What is clear from the internal documents is that Clinton’s loss derived not from any specific decision she made but rather from the preponderance of the many she did not make. Her hesitancy and habit of avoiding hard choices exacted a price that eventually sank her chances at the presidency.

And indeed, the evidence suggests there were a number of spots in the 2008 campaign where a firm choice right up front could have helped, including:

  • whether to run a positive campaign to convince people in places like Iowa to like her or whether to run a negative campaign attacking Obama for being unqualified and inexperienced,
  • whether to run in Iowa at all,
  • whether to run the infamous “3:00 a.m.” attack ad that ended up coming across as over-the-top,
  • whether to give a speech on gender to match Obama’s speech on race, and
  • whether and when to push for Florida’s and Michigan’s primary delegates to be officially counted.


And making matters worse, to compensate for that occasional indecisiveness, Clinton would apparently sometimes release the pent-up frustration it led to by making big decisions rashly. Like the time when she exploded at her staff on a conference call about why they weren’t attacking Obama, which led to one of the more embarrassing decisions on the campaign: citing Obama’s kindergarten “essay” about how he wanted to be president as “evidence” of his ruthless ambition.

2014 Progress Report

Seemingly conscientious of the damage her reputation suffered from her failure to make hard choices in 2008, Clinton released a whole book this year titled Hard Choices. It’s the kind of long book, mixing personal story and policy ideas, that you write if you’re about to run for president.

Yet the substance of the book doesn’t seem to fulfill the promise of the title. Columnist Frank Rich summed it up brutally:

Aside from money, which she does not need, and publicity, which she also does not need, what is the motivation to write and strenuously promote a memoir that obscures more than it tells and that is not so much a personal statement about the hard choices she has faced as a string of uncontroversial position papers salted with upbeat anecdotes?

After the book rollout, Clinton went on to do an interview where, among other things, she criticized the way the Obama administration has handled rising conflicts in Syria and the Middle East . Within days, the Obama camp was firing back, and she rescinded the critique.

This incident is an obvious example of how being more decisive could have benefitted the Clinton political brand — but it also provides an outstanding opportunity to show how that decisiveness could be achieved:

  1. Clearly identify your goals: Do you want to create distance between yourself and the president, who is a member of your party and has the biggest personal political brand of anyone in the country?
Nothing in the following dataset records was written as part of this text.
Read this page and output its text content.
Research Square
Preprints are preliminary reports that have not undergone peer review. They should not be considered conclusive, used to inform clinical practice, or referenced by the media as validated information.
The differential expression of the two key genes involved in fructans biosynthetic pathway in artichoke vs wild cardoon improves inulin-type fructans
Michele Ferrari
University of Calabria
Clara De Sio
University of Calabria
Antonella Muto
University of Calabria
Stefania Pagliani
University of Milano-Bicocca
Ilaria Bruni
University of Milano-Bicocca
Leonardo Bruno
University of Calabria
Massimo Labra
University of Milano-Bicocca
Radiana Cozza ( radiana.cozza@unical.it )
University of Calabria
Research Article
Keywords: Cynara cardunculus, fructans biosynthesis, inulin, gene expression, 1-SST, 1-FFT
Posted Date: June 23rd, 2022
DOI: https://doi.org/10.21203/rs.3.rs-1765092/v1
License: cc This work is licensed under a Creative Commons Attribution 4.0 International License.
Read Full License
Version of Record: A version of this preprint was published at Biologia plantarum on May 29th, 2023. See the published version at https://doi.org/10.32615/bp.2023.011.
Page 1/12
Differentiation can be crucial for a brand, so maybe you do.
  2. Identify how you’ll reach those goals: Will you differentiate yourself along foreign policy lines, for example? That would certainly seem to be a good choice for someone who’s now trying to build her own brand based on her experience as secretary of state. Now maybe you look for an interview where you can talk about those foreign policy issues.
  3. Don’t get sidetracked: You want your goal, and only your goal, to be what makes headlines. So don’t say anything else controversial. That way it’ll stick out.
  4. Game it out: Once you do say something controversial, what do you think is going to happen? What else might happen? How will you respond to, say, one of the president’s allies getting defensive? You’ll likely take a little hit there, so decide ahead of time whether it’s worth the benefit of the differentiation.
  5. Stick to the plan: Once you’ve set your action in motion, stick to it. Either way you’ll take a hit from the president’s camp, but making the critique and backing off it will mean you don’t get the value it was supposed to bring either.

Without being on the inside, it’s hard to say at what point in this process there was a breakdown in the Clinton camp’s approach (or if her team even agrees with my assessment that they didn’t get much advantage out of this episode). But given the results from the last campaign, and the evidence from the commercial branding world, it’s an approach I would recommend Clinton take a close look at revamping, heading into the 2016 cycle.